Kult cargo. Ale nikt nie zdaje sobie sprawy z tej prostej i oczywistej rzeczy. I nie stawia oszustów przed wymiarem sprawiedliwości. Do odpowiedzialności prawnej!

Powtarzam, ze względu na wagę tematu, organizacja religijna musi mieć ważny kontakt z Bogiem. Bez tego jest to standardowa firma „Horns and Hooves” tego samego Ostap Bender i nic więcej.

To, co podaje się jako uzasadnienie dla religii, jako rzekomo „kontakty w starożytności”, może być interesujące tylko dla osób z „obniżonym aparatem pojęciowym”. Które i są podstawą istnienia omawianych struktur. Ale które należy wykluczyć z podejmowania jakichkolwiek decyzji.
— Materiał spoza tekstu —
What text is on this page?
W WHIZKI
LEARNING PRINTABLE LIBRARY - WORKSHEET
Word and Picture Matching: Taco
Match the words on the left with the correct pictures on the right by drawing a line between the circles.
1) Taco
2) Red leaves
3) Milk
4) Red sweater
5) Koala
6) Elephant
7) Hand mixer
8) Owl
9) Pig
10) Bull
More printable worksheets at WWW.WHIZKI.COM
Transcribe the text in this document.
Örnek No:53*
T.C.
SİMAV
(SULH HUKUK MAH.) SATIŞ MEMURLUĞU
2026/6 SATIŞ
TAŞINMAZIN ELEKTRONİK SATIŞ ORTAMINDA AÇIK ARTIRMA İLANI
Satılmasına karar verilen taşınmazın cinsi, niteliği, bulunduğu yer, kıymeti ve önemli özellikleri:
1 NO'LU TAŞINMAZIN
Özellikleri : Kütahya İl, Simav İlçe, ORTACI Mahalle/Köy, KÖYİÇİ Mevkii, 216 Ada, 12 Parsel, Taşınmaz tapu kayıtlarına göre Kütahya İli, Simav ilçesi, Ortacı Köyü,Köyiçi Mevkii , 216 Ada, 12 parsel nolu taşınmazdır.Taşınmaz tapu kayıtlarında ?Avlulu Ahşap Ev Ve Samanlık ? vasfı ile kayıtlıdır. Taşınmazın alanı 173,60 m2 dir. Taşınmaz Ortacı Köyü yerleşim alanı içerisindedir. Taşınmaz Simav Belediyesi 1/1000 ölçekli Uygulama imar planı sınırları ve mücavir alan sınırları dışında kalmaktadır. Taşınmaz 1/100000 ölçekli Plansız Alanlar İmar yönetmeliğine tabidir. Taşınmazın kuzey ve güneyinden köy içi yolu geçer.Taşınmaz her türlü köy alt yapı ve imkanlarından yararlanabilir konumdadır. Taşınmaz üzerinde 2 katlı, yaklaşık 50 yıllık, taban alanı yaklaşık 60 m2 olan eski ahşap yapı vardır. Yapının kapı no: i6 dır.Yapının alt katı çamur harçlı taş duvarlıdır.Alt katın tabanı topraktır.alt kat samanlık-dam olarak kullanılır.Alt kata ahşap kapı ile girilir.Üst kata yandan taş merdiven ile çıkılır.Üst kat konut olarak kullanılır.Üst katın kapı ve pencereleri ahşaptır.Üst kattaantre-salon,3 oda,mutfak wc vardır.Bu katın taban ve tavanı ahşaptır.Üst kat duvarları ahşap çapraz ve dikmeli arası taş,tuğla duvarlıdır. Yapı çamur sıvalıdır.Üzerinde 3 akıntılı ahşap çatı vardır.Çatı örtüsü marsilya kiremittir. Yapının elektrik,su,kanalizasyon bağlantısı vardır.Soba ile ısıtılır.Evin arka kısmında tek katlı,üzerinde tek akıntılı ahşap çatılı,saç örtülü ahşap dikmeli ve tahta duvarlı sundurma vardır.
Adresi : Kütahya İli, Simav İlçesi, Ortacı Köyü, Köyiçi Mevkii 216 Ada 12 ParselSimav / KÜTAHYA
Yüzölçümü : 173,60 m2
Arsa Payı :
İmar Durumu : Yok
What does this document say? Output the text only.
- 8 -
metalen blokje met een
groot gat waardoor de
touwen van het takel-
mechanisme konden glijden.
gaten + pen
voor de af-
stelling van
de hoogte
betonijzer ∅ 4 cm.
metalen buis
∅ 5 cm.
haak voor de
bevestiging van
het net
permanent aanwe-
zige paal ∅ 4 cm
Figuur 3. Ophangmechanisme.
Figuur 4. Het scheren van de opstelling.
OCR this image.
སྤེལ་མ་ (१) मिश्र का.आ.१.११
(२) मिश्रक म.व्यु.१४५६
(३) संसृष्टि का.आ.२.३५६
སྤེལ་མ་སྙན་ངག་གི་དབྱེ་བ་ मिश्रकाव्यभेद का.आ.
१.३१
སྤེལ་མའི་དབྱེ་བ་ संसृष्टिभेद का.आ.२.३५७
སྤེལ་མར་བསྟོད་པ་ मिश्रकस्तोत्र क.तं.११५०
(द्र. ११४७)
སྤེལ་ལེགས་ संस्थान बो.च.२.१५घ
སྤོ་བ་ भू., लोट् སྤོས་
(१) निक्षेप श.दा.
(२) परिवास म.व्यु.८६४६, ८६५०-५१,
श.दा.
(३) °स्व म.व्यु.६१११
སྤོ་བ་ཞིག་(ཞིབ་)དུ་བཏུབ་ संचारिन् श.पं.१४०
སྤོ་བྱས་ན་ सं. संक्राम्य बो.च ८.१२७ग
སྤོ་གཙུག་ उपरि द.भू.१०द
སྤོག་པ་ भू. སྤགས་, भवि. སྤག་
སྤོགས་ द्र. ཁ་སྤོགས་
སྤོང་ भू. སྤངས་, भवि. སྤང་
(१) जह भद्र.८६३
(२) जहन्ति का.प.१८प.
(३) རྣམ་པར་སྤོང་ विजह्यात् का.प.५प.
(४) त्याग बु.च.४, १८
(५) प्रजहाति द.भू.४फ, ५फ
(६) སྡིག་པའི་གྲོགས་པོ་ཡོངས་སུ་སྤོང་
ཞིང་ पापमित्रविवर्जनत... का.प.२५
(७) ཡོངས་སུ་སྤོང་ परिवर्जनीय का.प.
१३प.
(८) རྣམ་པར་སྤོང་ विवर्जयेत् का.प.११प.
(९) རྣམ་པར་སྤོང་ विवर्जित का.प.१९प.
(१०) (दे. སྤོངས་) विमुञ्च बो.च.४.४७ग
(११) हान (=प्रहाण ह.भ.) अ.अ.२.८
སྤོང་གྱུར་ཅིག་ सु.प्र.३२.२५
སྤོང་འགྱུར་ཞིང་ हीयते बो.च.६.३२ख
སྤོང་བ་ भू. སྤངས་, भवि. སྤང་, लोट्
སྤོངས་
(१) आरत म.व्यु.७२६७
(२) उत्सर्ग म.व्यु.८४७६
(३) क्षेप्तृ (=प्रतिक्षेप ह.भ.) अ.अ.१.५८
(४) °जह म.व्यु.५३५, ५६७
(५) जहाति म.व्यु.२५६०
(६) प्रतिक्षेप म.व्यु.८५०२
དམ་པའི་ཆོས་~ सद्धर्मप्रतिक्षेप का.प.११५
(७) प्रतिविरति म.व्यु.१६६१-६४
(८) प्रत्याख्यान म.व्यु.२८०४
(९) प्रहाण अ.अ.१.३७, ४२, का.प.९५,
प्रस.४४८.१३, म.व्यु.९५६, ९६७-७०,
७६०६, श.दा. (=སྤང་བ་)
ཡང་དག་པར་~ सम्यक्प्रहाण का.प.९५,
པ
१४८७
Co można o tym powiedzieć - populacja, z którą można przeprowadzać wielowarstwowe manipulacje na taką skalę, w żaden sposób nie może udawać, że jest rozsądna. I w związku z tym o jego losie nie będzie decydował on sam, ale inne istoty, które mają do dyspozycji niezbędne do tego technologie.

W każdym razie głowa państwa powinna w ciągu kilku sekund kalkulować takie otwarcie manipulacyjne technologie i opierać się im, a nie chwalić się przed elektoratem, że ma „ortodoksyjnego” „wyznawcę”

Jeśli prowadzimy dyskusję w ramach tematów deklarowanych przez postacie religijne, to głównym pytaniem jest, czy… co jeśli fanar rości sobie prawo do rozdawania tomosu do lokalnych kościołów, to w tym celu jest zobowiązany do przedstawienia publicznie jego tomos, wydane przez samego założyciela religii Jezusa Chrystusa.

Bez tego mummerzy Phanar są zwykłymi oszustami i powinni zostać postawieni przed pierwszym sądem cywilnym za oszustwa na dużą skalę

Ale ten „dżin z butelki” jest w stanie pochłonąć nie tylko Kościół Konstantynopola.

Dlatego księża wolą nie przedstawiać głównego argumentu do ogólnej dyskusji. Poważnie zapraszając ludność i stado do omówienia swoich wewnętrznych kłótni na poziomie „To była moja piaskownica”! I w żadnym wypadku nie należy myśleć o sprawach globalnych, które nieuchronnie zakończą się sakramentalnym: „A król jest nagi!”